I did the only thing I knew I could do: start linking. A lot of those early posts were links of frustration. There were lots of people trying to set up survivor databases, but it became apparent that creating ‘silos’ of missing people was not the right approach. And so, bloggers and other tech-savvy folks moved fairly rapidly to form an open-source, cooperative approach to merging together the data being collected.

I also posted whenever I saw a response by groups and individuals in my hometown, Nashvhille. I noted then that volunteers from Nashville have a 200-year-old precedent for defending New Orleans. I don’t know how much help those posts were in actually guiding people to certain resources, but I received some appreciative e-mail from some folks who found loved ones via the online efforts I pointed them to.
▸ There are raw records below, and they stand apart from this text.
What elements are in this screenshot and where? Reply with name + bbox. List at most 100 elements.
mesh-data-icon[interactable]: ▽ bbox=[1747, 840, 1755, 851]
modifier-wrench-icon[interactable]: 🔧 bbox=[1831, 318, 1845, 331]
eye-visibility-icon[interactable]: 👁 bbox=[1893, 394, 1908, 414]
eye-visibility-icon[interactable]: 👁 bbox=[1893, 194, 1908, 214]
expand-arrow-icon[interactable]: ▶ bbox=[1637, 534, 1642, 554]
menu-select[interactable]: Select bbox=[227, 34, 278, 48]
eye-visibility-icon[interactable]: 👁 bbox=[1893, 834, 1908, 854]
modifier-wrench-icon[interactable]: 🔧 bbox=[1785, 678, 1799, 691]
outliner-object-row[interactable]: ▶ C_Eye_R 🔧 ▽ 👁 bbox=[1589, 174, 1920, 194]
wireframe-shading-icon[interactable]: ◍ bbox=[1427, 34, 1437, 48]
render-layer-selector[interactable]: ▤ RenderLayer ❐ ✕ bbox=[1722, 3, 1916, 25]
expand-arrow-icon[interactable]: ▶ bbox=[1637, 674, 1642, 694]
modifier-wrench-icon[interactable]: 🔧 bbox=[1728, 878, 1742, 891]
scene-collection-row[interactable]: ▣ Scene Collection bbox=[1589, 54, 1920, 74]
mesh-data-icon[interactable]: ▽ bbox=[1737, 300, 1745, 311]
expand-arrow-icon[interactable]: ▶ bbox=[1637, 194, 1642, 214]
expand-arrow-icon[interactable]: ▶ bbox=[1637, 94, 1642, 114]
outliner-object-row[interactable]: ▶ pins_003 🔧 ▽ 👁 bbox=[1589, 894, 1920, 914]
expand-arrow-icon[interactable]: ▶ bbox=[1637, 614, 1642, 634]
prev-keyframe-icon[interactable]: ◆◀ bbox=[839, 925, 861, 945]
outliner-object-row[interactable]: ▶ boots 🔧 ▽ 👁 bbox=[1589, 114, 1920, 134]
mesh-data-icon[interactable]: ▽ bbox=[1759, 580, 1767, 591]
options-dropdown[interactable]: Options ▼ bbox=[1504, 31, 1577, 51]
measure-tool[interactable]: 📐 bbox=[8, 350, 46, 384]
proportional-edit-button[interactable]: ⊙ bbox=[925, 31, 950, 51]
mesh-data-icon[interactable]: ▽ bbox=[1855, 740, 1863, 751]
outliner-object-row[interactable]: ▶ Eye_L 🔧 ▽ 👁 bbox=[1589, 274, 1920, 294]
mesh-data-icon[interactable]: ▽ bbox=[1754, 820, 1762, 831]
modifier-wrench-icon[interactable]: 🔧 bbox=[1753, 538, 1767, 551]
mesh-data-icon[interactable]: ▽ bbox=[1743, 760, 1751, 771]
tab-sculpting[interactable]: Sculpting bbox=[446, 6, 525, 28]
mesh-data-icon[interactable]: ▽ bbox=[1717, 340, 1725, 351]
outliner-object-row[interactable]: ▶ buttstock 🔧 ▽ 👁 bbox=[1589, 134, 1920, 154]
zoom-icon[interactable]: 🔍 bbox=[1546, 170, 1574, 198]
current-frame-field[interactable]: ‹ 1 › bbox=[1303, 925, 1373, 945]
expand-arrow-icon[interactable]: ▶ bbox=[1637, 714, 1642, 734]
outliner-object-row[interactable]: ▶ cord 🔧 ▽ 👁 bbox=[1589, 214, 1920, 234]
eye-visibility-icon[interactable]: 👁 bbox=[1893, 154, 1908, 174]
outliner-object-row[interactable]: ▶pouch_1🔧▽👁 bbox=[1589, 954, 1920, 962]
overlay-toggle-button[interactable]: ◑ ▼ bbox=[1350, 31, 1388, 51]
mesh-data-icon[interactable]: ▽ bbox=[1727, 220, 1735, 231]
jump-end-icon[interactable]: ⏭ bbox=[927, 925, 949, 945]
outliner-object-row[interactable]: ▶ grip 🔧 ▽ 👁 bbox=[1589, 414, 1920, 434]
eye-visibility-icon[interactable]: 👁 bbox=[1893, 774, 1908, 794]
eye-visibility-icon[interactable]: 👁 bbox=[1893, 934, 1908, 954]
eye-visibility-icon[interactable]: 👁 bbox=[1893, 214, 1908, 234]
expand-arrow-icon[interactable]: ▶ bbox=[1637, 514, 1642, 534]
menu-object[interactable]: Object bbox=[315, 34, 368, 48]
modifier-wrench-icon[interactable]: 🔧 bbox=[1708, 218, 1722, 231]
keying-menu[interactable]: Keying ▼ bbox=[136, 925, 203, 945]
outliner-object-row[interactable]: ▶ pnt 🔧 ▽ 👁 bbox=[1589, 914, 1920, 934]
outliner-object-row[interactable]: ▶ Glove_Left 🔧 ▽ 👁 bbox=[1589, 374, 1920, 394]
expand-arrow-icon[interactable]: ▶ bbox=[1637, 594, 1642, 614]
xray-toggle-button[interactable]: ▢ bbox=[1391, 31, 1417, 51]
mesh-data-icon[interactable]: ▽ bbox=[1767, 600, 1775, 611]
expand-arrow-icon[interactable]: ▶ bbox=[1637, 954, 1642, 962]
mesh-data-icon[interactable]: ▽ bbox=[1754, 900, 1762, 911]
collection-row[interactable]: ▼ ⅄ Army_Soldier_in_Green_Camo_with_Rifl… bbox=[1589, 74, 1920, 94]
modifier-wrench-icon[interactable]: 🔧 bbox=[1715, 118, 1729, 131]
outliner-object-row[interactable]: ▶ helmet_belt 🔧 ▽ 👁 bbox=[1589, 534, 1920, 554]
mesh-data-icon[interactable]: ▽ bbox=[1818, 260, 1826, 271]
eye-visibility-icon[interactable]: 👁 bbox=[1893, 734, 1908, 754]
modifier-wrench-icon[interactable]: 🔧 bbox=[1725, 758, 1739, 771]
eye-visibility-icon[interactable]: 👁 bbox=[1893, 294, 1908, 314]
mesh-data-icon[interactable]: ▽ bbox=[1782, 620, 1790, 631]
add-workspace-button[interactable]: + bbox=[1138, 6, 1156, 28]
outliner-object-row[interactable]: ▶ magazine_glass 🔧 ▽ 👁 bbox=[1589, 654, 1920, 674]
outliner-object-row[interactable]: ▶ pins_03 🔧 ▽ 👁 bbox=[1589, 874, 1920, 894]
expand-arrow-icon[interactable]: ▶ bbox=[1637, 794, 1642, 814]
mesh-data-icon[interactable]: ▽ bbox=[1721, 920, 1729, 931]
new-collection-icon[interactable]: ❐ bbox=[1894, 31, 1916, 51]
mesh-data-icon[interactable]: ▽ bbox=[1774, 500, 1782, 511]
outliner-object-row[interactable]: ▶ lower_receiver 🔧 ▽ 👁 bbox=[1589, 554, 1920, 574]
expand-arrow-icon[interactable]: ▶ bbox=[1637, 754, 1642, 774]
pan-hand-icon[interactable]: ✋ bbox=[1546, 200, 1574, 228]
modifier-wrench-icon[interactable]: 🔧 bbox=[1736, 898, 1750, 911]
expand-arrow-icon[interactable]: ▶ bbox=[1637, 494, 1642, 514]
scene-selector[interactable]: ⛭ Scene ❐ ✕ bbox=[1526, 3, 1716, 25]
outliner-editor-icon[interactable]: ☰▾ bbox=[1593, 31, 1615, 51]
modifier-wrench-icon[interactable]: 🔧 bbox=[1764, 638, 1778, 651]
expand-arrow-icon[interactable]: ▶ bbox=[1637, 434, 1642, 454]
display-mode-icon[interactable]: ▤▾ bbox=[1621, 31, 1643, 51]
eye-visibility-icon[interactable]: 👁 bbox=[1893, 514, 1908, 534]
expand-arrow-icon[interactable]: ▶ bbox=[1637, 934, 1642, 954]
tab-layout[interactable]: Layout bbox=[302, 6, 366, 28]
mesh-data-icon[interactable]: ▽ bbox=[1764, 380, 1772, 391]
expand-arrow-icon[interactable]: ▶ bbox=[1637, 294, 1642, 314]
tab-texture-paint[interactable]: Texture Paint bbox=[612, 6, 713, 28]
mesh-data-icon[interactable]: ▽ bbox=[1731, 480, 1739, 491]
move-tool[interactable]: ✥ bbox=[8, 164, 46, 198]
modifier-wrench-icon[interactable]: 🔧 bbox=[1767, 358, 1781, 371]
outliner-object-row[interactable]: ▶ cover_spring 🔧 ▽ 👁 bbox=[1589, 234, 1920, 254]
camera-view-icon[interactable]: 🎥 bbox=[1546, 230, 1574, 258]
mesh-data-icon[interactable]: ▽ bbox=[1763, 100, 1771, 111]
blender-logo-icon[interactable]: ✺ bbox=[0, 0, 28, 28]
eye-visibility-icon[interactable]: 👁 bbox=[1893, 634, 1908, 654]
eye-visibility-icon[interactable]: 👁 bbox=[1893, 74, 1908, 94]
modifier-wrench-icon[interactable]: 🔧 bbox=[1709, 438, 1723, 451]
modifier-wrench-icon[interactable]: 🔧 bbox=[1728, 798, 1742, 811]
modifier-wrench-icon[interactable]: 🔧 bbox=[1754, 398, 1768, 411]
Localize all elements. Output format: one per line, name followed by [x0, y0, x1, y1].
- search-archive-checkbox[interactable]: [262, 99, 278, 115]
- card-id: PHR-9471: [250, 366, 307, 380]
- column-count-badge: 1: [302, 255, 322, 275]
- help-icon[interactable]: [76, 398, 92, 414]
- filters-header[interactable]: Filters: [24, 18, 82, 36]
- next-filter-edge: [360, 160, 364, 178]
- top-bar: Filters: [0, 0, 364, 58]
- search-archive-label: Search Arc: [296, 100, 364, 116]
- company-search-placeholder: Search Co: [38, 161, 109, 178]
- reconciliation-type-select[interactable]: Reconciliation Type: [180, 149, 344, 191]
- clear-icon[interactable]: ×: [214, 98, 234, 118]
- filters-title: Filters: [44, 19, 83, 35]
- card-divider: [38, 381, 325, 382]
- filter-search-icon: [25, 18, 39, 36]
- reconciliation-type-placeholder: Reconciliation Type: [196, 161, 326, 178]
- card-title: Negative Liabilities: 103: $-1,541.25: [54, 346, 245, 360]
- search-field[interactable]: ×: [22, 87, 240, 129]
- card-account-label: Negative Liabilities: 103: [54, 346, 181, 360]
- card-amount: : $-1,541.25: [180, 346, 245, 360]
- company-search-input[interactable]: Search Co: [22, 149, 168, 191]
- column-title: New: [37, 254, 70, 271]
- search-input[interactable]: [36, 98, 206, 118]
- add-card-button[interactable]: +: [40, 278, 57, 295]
Last night was the first time I re-read any of those posts. Now many have broken links and dated facts. Their only likely purpose from now on is to provide me a personal and chronological recollection of my emotional reactions to the disaster. It may sound selfish — especially considering the situation but having that personal record of what I was thinking at the time is one of the most compelling reasons for why I blog. I figured out a long time ago that I could probably have more readers if I’d stick to one topic and run top-ten lists, but when I look back over those posts, I know this is the reason I blog.